CfD rule change may have ‘significant unintended consequences’

The government’s plans to prevent future Contracts for Difference winners from receiving top-up payments when power prices fall below zero may have “significant unintended consequences”, Frontier Economics has warned in a new report.

The consultancy said the use of the day-ahead market as a reference price would create an artificial incentive for generators to sell their power on the intraday and balancing markets.

In March, the Department for Business, Energy and Industrial Strategy (BEIS) published a consultation on a series of proposed changes to Contracts for Difference (CfD) rules for the fourth allocation round (AR4) due to take in place in 2021.

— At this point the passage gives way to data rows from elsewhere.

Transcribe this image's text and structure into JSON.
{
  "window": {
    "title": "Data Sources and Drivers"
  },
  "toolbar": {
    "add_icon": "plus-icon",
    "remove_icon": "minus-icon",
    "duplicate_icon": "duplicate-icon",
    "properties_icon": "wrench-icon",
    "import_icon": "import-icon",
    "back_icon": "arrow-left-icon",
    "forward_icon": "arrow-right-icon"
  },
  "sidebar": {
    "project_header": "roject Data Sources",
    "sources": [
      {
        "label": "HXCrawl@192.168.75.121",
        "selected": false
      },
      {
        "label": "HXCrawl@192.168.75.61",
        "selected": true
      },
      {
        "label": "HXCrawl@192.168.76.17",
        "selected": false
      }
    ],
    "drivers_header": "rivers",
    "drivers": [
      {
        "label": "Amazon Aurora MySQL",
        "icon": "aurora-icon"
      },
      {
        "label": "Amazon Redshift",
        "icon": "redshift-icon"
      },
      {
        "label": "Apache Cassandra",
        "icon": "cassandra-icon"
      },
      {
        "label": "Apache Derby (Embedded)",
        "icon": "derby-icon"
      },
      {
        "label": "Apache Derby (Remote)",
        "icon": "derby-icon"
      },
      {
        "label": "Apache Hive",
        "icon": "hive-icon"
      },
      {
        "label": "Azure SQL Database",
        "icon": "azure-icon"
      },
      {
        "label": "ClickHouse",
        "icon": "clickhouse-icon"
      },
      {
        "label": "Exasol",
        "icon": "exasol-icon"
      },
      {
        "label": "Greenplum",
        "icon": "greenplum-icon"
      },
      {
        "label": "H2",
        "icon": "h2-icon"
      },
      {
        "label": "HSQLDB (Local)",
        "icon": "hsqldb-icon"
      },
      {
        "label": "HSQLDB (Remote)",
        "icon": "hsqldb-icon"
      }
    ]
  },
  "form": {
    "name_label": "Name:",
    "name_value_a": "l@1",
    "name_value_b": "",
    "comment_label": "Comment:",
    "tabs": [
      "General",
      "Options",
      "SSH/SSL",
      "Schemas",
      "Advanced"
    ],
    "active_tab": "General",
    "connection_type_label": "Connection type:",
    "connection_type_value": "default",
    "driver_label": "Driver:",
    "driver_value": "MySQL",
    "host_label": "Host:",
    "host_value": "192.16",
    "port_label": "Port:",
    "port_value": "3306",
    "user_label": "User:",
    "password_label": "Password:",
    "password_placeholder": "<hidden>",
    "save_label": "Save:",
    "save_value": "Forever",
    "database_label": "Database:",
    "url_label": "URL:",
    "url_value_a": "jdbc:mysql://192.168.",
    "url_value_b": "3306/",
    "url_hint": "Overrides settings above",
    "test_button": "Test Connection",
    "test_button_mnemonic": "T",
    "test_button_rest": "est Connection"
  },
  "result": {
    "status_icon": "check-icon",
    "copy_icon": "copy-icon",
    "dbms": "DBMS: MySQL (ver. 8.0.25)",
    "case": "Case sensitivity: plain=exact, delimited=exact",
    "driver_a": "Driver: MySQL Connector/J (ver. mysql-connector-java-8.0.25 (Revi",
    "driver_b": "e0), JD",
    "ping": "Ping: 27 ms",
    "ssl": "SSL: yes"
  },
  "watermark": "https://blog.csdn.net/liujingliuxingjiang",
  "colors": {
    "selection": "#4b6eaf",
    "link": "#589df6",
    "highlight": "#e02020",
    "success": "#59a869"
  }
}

As well as holding the first ‘pot 1’ auction for mature technologies such as onshore wind and solar in more than half a decade, the department also proposed to prevent contract holders from receiving top-payments during periods of negative prices.

Winners in the last two rounds in 2017 and 2019 are already prevented from receiving the payments if negative prices persist for six consecutive hours or more. BEIS has proposed to remove this minimum threshold for future contracts.

As the current reference price is set by the day-ahead market, Frontier Economics director and report co-author Dan Roberts said this could push affected generators to sell their power closer to delivery: “The test is – is the day-ahead market negative? If so then you lose your support. So collectively the AR4 and subsequent allocation round generators have an incentive to make sure the day-ahead market doesn’t go negative.

“If they either offer no volumes for prices below zero or just quit the market and don’t offer, then the day-ahead market should clear positive for anything other than low levels of demand,” he told Utility Week.

“They will retain their support and what you will probably observe is negative prices in the intraday market or balancing mechanism, because they will be willing to generate at negative prices.”

Roberts said emergence of negative prices in the intraday market would obviously bring buyers with them: “What you could see is the volumes in the day-ahead reducing and the volumes in the intraday market growing. Looking historically at what volumes you’ve seen intraday may cease to be a good guide because you’ve changed the incentives for people to trade there.”

He continued: “You’d see something of a change in the intraday market because clearly at the moment the intraday market is thinner and less liquid than the day-ahead market and people tend to use it more for fine-tuning positions.”

“You’ve implemented a rule which in some senses artificially pushes peoples to trade in market X or market Y,” he added.

“In an ideal world, what you want is for these markets to exist and people to choose the time and the place that they trade on the basis of what works for them; what the market design is; whether it’s continuous or it’s auctions; when they feel they’ve got good forecasts; how much they feel they can sell with certainty at any point in time.”

Roberts said: “I don’t think you can point to a clear distortion and say it is definitely going to lead to this and that problem, but it’s not obvious why it’s a good thing to do, and neither is it obvious that it meets BEIS’ stated objectives.”

He said the department could achieve its aims without the unintended consequences: “This comes down to the way the proposed rule is written… It seems to me there would be other formulations of that rule that could have the policy effect that they claim to want but without having these downsides.”

With developers already preparing their bids for the upcoming auctions, Roberts conceded that it is “a little bit eleventh-hour” but added “with a bit of a concerted industry effort it shouldn’t be beyond their wit to sort this out and get an updated rule.”

The report noted that the additional merchant risk created by the rule change would likely increase capital costs and hence strike prices, giving an estimated uplift of £2.50/MWh for a typical solar project: “This is clearly significant in the context of a competitive auction process.”

Speaking at the Conservative party’s virtual conference last month, prime minister Boris Johnson announced plans to double the overall capacity cap for the next set of auctions when compared to the previous round from 6GW to 12GW as part of a “green industrial revolution”.